A senior manager at one of the country’s top hog producers agreed with the estimate.
“We do see quite a lot of new infections in March. We feel it hasn’t ended yet, that’s the problem,” he said, declining to be identified due to the sensitivity of disease outbreaks in China.
Chinese farms typically do not report disease outbreaks to the government.
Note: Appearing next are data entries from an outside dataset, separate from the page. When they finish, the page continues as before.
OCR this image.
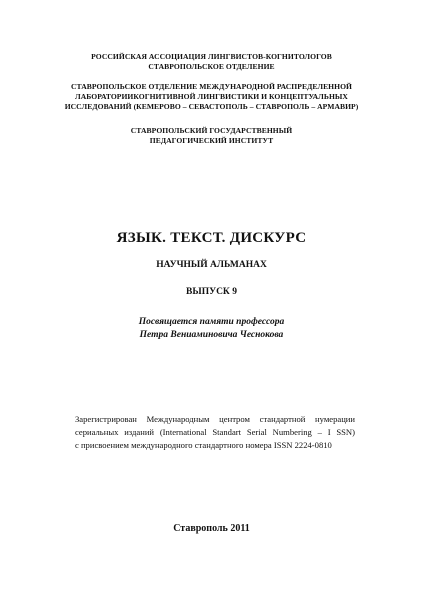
РОССИЙСКАЯ АССОЦИАЦИЯ ЛИНГВИСТОВ-КОГНИТОЛОГОВ
СТАВРОПОЛЬСКОЕ ОТДЕЛЕНИЕ
СТАВРОПОЛЬСКОЕ ОТДЕЛЕНИЕ МЕЖДУНАРОДНОЙ РАСПРЕДЕЛЕННОЙ
ЛАБОРАТОРИИКОГНИТИВНОЙ ЛИНГВИСТИКИ И КОНЦЕПТУАЛЬНЫХ
ИССЛЕДОВАНИЙ (КЕМЕРОВО – СЕВАСТОПОЛЬ – СТАВРОПОЛЬ – АРМАВИР)
СТАВРОПОЛЬСКИЙ ГОСУДАРСТВЕННЫЙ
ПЕДАГОГИЧЕСКИЙ ИНСТИТУТ
ЯЗЫК. ТЕКСТ. ДИСКУРС
НАУЧНЫЙ АЛЬМАНАХ
ВЫПУСК 9
Посвящается памяти профессора
Петра Вениаминовича Чеснокова
Зарегистрирован Международным центром стандартной нумерации
сериальных изданий (International Standart Serial Numbering – I SSN)
с присвоением международного стандартного номера ISSN 2224-0810
Ставрополь 2011
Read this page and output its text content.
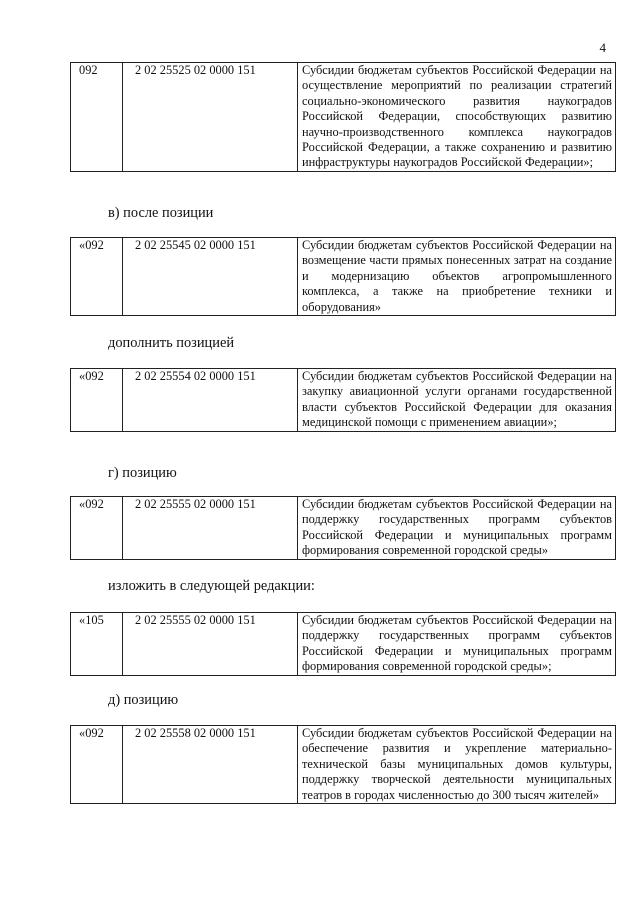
4
092	2 02 25525 02 0000 151	Субсидии бюджетам субъектов Российской Федерации на осуществление мероприятий по реализации стратегий социально-экономического развития наукоградов Российской Федерации, способствующих развитию научно-производственного комплекса наукоградов Российской Федерации, а также сохранению и развитию инфраструктуры наукоградов Российской Федерации»;
в) после позиции
«092	2 02 25545 02 0000 151	Субсидии бюджетам субъектов Российской Федерации на возмещение части прямых понесенных затрат на создание и модернизацию объектов агропромышленного комплекса, а также на приобретение техники и оборудования»
дополнить позицией
«092	2 02 25554 02 0000 151	Субсидии бюджетам субъектов Российской Федерации на закупку авиационной услуги органами государственной власти субъектов Российской Федерации для оказания медицинской помощи с применением авиации»;
г) позицию
«092	2 02 25555 02 0000 151	Субсидии бюджетам субъектов Российской Федерации на поддержку государственных программ субъектов Российской Федерации и муниципальных программ формирования современной городской среды»
изложить в следующей редакции:
«105	2 02 25555 02 0000 151	Субсидии бюджетам субъектов Российской Федерации на поддержку государственных программ субъектов Российской Федерации и муниципальных программ формирования современной городской среды»;
д) позицию
«092	2 02 25558 02 0000 151	Субсидии бюджетам субъектов Российской Федерации на обеспечение развития и укрепление материально-технической базы муниципальных домов культуры, поддержку творческой деятельности муниципальных театров в городах численностью до 300 тысяч жителей»
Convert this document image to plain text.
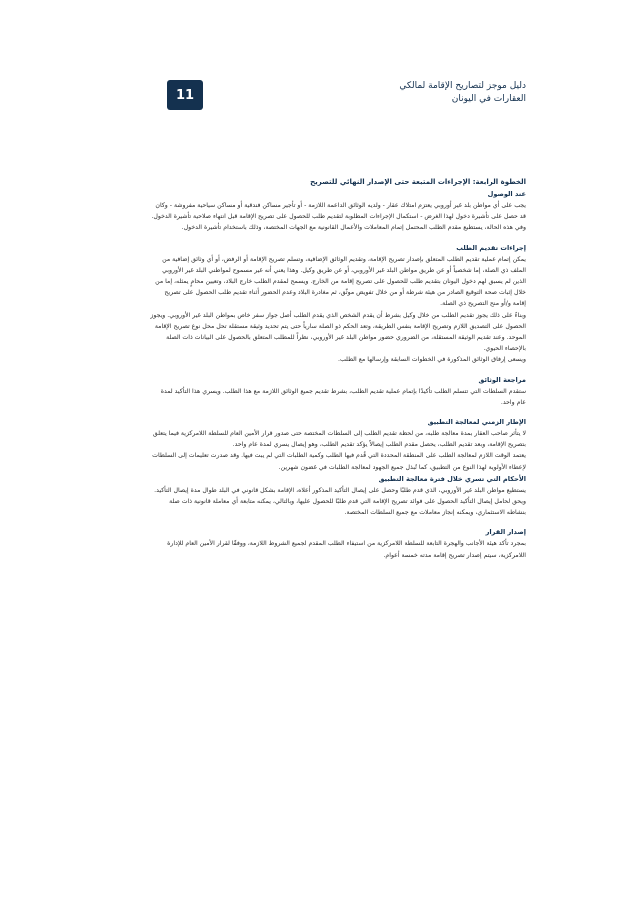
11
دليل موجز لتصاريح الإقامة لمالكي
العقارات في اليونان
الخطوة الرابعة: الإجراءات المتبعة حتى الإصدار النهائي للتصريح
عند الوصول

يجب على أي مواطن بلد غير أوروبي يعتزم امتلاك عقار - ولديه الوثائق الداعمة اللازمة - أو تأجير مساكن فندقية أو مساكن سياحية مفروشة - وكان قد حصل على تأشيرة دخول لهذا الغرض - استكمال الإجراءات المطلوبة لتقديم طلب للحصول على تصريح الإقامة قبل انتهاء صلاحية تأشيرة الدخول. وفي هذه الحالة، يستطيع مقدم الطلب المحتمل إتمام المعاملات والأعمال القانونية مع الجهات المختصة، وذلك باستخدام تأشيرة الدخول.

إجراءات تقديم الطلب

يمكن إتمام عملية تقديم الطلب المتعلق بإصدار تصريح الإقامة، وتقديم الوثائق الإضافية، وتسلم تصريح الإقامة أو الرفض، أو أي وثائق إضافية من الملف ذي الصلة، إما شخصياً أو عن طريق مواطن البلد غير الأوروبي، أو عن طريق وكيل. وهذا يعني أنه غير مسموح لمواطني البلد غير الأوروبي الذين لم يسبق لهم دخول اليونان بتقديم طلب للحصول على تصريح إقامة من الخارج. ويسمح لمقدم الطلب خارج البلاد، وتعيين محامٍ يمثله، إما من خلال إثبات صحة التوقيع الصادر من هيئة شرطة أو من خلال تفويض موثّق، ثم مغادرة البلاد وعدم الحضور أثناء تقديم طلب الحصول على تصريح إقامة و/أو منح التصريح ذي الصلة.

وبناءً على ذلك يجوز تقديم الطلب من خلال وكيل بشرط أن يقدم الشخص الذي يقدم الطلب أصل جواز سفر خاص بمواطن البلد غير الأوروبي. ويجوز الحصول على التصديق اللازم وتصريح الإقامة بنفس الطريقة، وتعد الحكم ذو الصلة سارياً حتى يتم تحديد وثيقة مستقلة تحل محل نوع تصريح الإقامة الموحد. وعند تقديم الوثيقة المستقلة، من الضروري حضور مواطن البلد غير الأوروبي، نظراً للمطلب المتعلق بالحصول على البيانات ذات الصلة بالإحصاء الحيوي.

ويسعى إرفاق الوثائق المذكورة في الخطوات السابقة وإرسالها مع الطلب.

مراجعة الوثائق

ستقدم السلطات التي تتسلم الطلب تأكيدًا بإتمام عملية تقديم الطلب، بشرط تقديم جميع الوثائق اللازمة مع هذا الطلب. ويسري هذا التأكيد لمدة عام واحد.

الإطار الزمني لمعالجة التطبيق

لا يتأثر صاحب العقار بمدة معالجة طلبه، من لحظة تقديم الطلب إلى السلطات المختصة حتى صدور قرار الأمين العام للسلطة اللامركزية فيما يتعلق بتصريح الإقامة، وبعد تقديم الطلب، يحصل مقدم الطلب إيصالاً يؤكد تقديم الطلب، وهو إيصال يسري لمدة عام واحد.

يعتمد الوقت اللازم لمعالجة الطلب على المنطقة المحددة التي قُدم فيها الطلب وكمية الطلبات التي لم يبت فيها. وقد صدرت تعليمات إلى السلطات لإعطاء الأولوية لهذا النوع من التطبيق، كما تُبذل جميع الجهود لمعالجة الطلبات في غضون شهرين.

الأحكام التي تسري خلال فترة معالجة التطبيق

يستطيع مواطن البلد غير الأوروبي، الذي قدم طلبًا وحصل على إيصال التأكيد المذكور أعلاه، الإقامة بشكل قانوني في البلد طوال مدة إيصال التأكيد. ويحق لحامل إيصال التأكيد الحصول على فوائد تصريح الإقامة التي قدم طلبًا للحصول عليها، وبالتالي، يمكنه متابعة أي معاملة قانونية ذات صلة بنشاطه الاستثماري، ويمكنه إنجاز معاملات مع جميع السلطات المختصة.

إصدار القرار

بمجرد تأكد هيئة الأجانب والهجرة التابعة للسلطة اللامركزية من استيفاء الطلب المقدم لجميع الشروط اللازمة، ووفقًا لقرار الأمين العام للإدارة اللامركزية، سيتم إصدار تصريح إقامة مدته خمسة أعوام.
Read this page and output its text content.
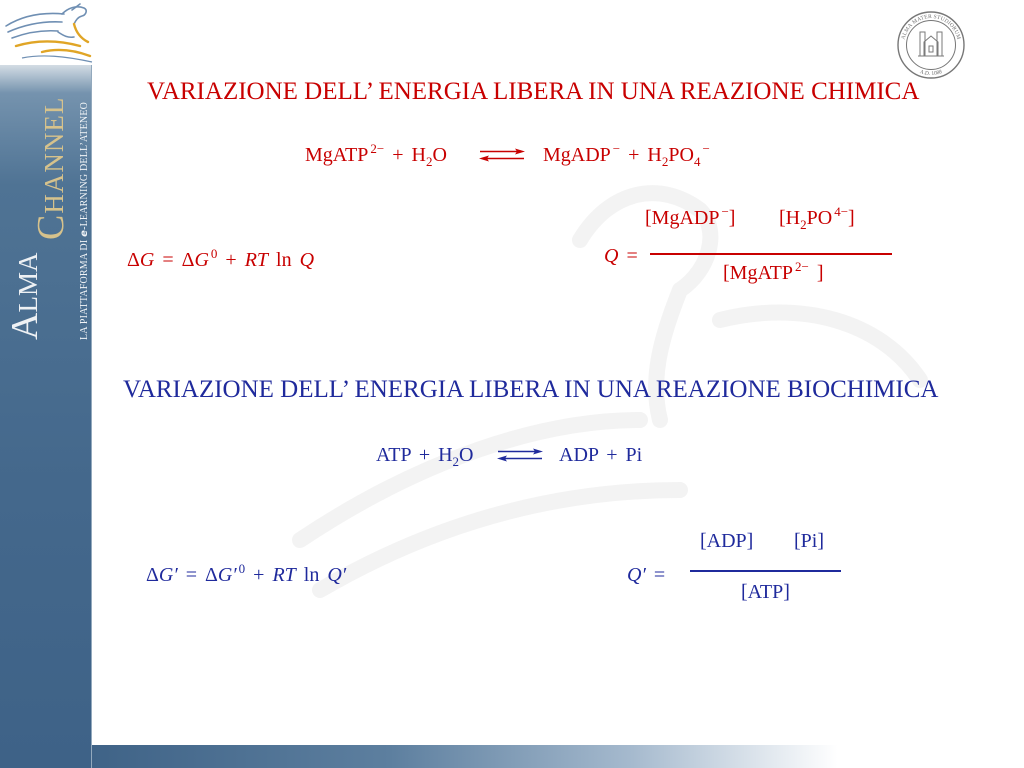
ALMA MATER STUDIORUM
A.D. 1088
ALMA
CHANNEL
LA PIATTAFORMA DI e-LEARNING DELL’ATENEO
VARIAZIONE DELL’ ENERGIA LIBERA IN UNA REAZIONE CHIMICA
MgATP $^{2-} + H_2O$ ⇌ MgADP $^- + H_2PO_4^-$
ΔG = ΔG $^0$ + RT ln Q	Q =
[MgADP −] [$H_2PO$ $^{4-}$]
[MgATP $^{2-}$ ]
VARIAZIONE DELL’ ENERGIA LIBERA IN UNA REAZIONE BIOCHIMICA
ATP + $H_2O$ ⇌ ADP + Pi
ΔG′ = ΔG′ $^0$ + RT ln Q′	Q′ =
[ADP] [Pi]
[ATP]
The Ministry of Agriculture and Rural Affairs did not immediately respond to a request for comment.
The impact of the outbreaks depends on how early they are detected and how they are managed, said the pig company manager.
A milder form of the virus that has few clinical symptoms is common, making it challenging to detect, he added.
Chinese hog prices have hovered around 15 yuan ($2.18) per kilogramme since late last year, pressured by weak demand and excess supply.
Large losses last year encouraged many farmers to downsize herds in the winter, which has pushed up slaughter volumes.
Infected pigs sent to slaughter could also be weighing on the price, said Jim Long, chief executive of Canadian genetics company Genesus, which sells breeding pigs in China.
“We continue to believe the low China hog price is due to many pigs going to slaughter at any weight due to ASF [out]breaks,” he wrote in a report this week.
The disease outbreaks, as well as the prior herd reductions, will lead to fewer hogs reaching the market when demand improves in the second half of the year, said the Huachuang report.